American history is dominated by mass migration. But until very recently in history everyone was expected to think of themselves first and foremost as an American. Mass migration has worked remarkably well for the United States. It has become in many respects the greatest country in the world. The most free, the most democratic, but it is in danger of becoming the most divided. Mass migration combined with identity politics is explosive. Moreover, the Left in America demand not merely that America should continue to have mass migration, they demand that everyone else has it too and that everyone else has America’s identity politics. So not merely is the Left in America importing something explosive, they are exporting it too.

Until 1945 Europe was almost exclusively homogenous. The percentage of British people, French people and German people who could not trace their ancestry back a thousand years to the exact same country where they themselves were born was tiny. This is not unusual. The same situation obtains in most of Africa and much of Asia. Japan, Korea and the Congo are almost completely full of people whose families have lived there for centuries.

The Left both in the United States and Western Europe has set about changing this situation. Much of Western Europe embraced American mass migration, but we also began to embrace American identity politics. While some European countries were able to develop their own melting pot many migrants refused to be melted and were encouraged by the idea of multiculturalism not to do so. The combination of mass migration, no melting pot and multiculturism with identity politics is such that finding common ground, common humanity is becoming ever harder, not merely in America but in Western Europe and Australia and New Zealand. Carried on long enough what will hold any of these places together?

Meanwhile certain countries look on at the experiment that the West is conducting and choose not to get involved. Eastern European countries are almost exclusively homogenous. Nearly everyone living in Poland is a Pole. Nearly everyone living in a Japan is Japanese. These places do not think of nationality as we do. Here anyone can be British, it doesn’t matter where your parents come from or even the language you speak. You can become British. You can’t become Polish and you can’t become Japanese. You might be able to get a Polish passport, you might under very rare circumstances even be able to get a Japanese passport, but Poles won’t think of you as Polish unless your parents were Poles and you have a long line of Polish ancestors stretching back to when Poland began. The same goes for many Arab countries. Arab migrants cannot become Kuwaiti or Saudi let alone people from the Philippines.

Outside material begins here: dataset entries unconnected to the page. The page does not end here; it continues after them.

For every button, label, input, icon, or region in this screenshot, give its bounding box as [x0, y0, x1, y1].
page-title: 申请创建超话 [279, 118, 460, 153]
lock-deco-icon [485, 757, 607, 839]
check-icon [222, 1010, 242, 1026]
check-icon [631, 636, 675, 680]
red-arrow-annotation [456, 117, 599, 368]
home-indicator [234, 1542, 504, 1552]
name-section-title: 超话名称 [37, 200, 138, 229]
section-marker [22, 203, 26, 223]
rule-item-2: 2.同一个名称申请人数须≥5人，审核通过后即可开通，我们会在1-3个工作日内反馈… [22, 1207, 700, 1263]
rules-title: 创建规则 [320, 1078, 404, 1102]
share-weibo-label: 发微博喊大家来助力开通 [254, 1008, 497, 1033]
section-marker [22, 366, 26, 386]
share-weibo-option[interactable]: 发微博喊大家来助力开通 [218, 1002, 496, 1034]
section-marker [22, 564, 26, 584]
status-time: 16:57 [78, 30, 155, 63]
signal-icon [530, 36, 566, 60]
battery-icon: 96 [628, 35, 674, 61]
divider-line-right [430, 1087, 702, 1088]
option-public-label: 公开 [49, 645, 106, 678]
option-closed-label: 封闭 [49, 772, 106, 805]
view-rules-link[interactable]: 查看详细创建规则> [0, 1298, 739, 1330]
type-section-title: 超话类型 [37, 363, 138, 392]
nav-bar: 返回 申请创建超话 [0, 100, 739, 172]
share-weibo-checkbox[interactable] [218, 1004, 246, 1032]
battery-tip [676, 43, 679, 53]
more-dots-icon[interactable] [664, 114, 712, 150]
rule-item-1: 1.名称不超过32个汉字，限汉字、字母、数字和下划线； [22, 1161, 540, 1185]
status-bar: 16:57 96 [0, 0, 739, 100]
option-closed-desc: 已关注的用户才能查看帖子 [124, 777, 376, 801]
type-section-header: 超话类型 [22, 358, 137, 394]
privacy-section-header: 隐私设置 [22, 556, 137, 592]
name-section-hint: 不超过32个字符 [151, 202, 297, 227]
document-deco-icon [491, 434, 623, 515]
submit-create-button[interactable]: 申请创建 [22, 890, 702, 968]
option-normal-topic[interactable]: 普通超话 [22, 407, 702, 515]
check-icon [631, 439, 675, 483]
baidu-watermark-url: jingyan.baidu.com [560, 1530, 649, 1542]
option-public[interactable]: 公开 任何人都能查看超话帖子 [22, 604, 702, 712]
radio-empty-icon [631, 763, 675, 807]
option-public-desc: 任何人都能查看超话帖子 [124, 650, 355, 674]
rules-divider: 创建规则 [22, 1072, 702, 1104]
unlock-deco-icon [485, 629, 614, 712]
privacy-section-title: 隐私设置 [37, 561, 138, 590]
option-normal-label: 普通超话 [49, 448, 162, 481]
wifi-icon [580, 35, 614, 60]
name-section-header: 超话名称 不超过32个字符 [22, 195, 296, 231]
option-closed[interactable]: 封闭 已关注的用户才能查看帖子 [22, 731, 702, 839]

Western Europe, the United States, Canada, Australia and New Zealand are expected by the Left to accept anyone from everywhere give them citizenship and accept them as exactly the same as people who have been living in these countries for centuries, but it is all one-way traffic. We rightly look to our shared humanity, but at the same time undermine what we share by emphasising difference in nationality and race. The real divide in the world is between those few countries who will accept anyone. These countries are called racist. The other countries will accept almost no-one. These countries are called non-racist.

But while people can be divided by race and by nationality, while we can live separately in the United States or Saudi Arabia, what we cannot do is live separately from men or from women. The division created by feminism is perhaps the most dangerous of all.